Davis continues: "Until 1993, the Tynan bibliographic database was used, but my computer and new technology forced me to adopt a new software program and it was with the help of a colleague named Vaughan Wingfield that I was able to convert what was now two databases from a PC environment to a Macintosh environment. The exporting and rebuilding took Vaughan almost six weeks."

From that time Microsoft's Foxpro was used as the database software. While initially the bibliographic databases were being used to produce either a book or a CD-ROM product, with the creation of the Internet, the possibility of disseminating the information around the world, 24 hours a day, became the goal. For that to become reality, Davis had to solve many new problems. With the help of computer consultant John Swillum and web page designer Kim Morton, he was able to put the databases on the Internet. The Africa map was created in the GIS lab of the State Data Center, at the Institute for Economic Advancement, University of Arkansas-Little Rock, together with Tal Dodson and Jack Jackson. The website was housed on an NT server within the Institute for Economic Advancement.
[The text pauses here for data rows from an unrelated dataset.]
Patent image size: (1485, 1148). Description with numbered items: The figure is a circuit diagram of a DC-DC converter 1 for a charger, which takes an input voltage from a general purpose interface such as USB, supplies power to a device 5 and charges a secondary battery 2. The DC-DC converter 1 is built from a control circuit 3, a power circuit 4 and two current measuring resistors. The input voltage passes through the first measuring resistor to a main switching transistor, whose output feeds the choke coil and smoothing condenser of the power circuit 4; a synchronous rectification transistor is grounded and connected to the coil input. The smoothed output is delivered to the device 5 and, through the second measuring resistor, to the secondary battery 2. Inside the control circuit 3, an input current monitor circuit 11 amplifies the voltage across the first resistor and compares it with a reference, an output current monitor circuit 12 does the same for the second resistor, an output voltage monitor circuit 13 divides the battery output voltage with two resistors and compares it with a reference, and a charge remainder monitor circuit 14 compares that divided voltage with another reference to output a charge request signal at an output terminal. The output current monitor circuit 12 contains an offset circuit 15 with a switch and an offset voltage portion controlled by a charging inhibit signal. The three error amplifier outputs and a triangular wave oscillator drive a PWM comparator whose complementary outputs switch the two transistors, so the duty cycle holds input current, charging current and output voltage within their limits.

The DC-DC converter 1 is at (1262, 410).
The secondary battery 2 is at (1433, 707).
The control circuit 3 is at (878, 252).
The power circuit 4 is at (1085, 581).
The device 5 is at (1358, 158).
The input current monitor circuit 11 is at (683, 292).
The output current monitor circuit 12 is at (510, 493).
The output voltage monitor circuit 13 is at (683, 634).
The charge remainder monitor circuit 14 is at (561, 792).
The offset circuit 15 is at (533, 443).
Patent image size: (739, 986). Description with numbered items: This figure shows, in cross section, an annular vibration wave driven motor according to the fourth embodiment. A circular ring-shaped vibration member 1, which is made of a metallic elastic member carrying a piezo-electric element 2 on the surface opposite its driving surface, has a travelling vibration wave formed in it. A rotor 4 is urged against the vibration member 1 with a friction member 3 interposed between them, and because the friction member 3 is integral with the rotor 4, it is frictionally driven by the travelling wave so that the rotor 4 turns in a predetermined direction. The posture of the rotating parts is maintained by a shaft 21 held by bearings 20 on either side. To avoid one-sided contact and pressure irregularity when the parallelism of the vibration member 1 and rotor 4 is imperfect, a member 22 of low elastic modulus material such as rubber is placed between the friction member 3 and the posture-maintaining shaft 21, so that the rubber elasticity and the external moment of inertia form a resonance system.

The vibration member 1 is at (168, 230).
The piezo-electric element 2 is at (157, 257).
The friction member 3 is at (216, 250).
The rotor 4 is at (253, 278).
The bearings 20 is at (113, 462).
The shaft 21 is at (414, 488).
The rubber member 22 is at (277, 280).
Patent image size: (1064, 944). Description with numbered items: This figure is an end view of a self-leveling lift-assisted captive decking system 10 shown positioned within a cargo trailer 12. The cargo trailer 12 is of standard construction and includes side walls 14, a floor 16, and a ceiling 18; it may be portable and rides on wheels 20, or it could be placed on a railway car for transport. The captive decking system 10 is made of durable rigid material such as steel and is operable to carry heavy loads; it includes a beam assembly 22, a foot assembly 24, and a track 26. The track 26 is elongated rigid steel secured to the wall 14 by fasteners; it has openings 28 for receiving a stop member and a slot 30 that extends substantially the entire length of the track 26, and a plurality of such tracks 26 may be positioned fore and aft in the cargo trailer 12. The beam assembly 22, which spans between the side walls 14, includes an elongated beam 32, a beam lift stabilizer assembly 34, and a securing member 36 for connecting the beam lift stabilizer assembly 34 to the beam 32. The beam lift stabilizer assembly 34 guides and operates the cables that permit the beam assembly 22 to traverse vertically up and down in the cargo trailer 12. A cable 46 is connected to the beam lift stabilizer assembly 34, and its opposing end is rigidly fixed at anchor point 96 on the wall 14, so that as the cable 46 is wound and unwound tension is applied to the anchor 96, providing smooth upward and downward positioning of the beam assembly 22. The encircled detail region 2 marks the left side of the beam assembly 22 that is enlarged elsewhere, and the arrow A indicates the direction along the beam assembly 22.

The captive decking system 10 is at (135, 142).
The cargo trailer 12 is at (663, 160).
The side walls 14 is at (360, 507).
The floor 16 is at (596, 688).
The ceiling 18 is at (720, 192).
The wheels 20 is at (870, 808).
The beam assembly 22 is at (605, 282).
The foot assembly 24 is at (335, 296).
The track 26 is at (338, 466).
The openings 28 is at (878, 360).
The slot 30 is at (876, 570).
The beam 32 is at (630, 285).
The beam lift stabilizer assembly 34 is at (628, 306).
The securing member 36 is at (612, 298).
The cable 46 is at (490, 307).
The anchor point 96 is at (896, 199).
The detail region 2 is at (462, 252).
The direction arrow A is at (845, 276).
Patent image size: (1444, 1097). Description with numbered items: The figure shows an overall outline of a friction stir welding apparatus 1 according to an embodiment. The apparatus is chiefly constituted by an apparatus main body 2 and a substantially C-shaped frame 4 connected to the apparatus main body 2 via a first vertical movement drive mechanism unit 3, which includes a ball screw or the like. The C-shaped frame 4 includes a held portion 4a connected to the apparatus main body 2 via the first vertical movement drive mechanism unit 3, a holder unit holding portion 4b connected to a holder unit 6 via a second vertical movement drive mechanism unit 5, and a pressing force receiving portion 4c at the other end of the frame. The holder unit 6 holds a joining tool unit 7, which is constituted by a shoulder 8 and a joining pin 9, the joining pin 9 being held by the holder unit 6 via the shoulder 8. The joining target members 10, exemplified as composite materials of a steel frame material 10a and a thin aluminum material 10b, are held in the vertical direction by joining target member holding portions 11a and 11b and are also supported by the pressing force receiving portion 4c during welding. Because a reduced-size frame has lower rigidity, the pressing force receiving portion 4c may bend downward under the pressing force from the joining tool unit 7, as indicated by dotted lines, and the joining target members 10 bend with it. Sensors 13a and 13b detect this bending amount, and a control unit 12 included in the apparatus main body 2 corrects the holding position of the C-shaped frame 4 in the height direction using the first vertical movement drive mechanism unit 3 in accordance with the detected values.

"For her dedicated work on this project" Davis expressed thanks to his wife, Judy, a fellow librarian. "Yearly she has accompanied me to Northwestern University in Evanston, Illinois, and worked alongside me collecting information. It is a long and tedious period and her help has made that process easier and quicker". And for their help and for allowing him to use their collections, a final word of thanks to the staff and librarians at Northwestern University, the Library of Congress, University of Texas-Austin, University of Kansas, University of Nebraska-Lincoln, University of California-Berkeley, Stanford University, California State University-Chico, Boston College, and the University of Memphis.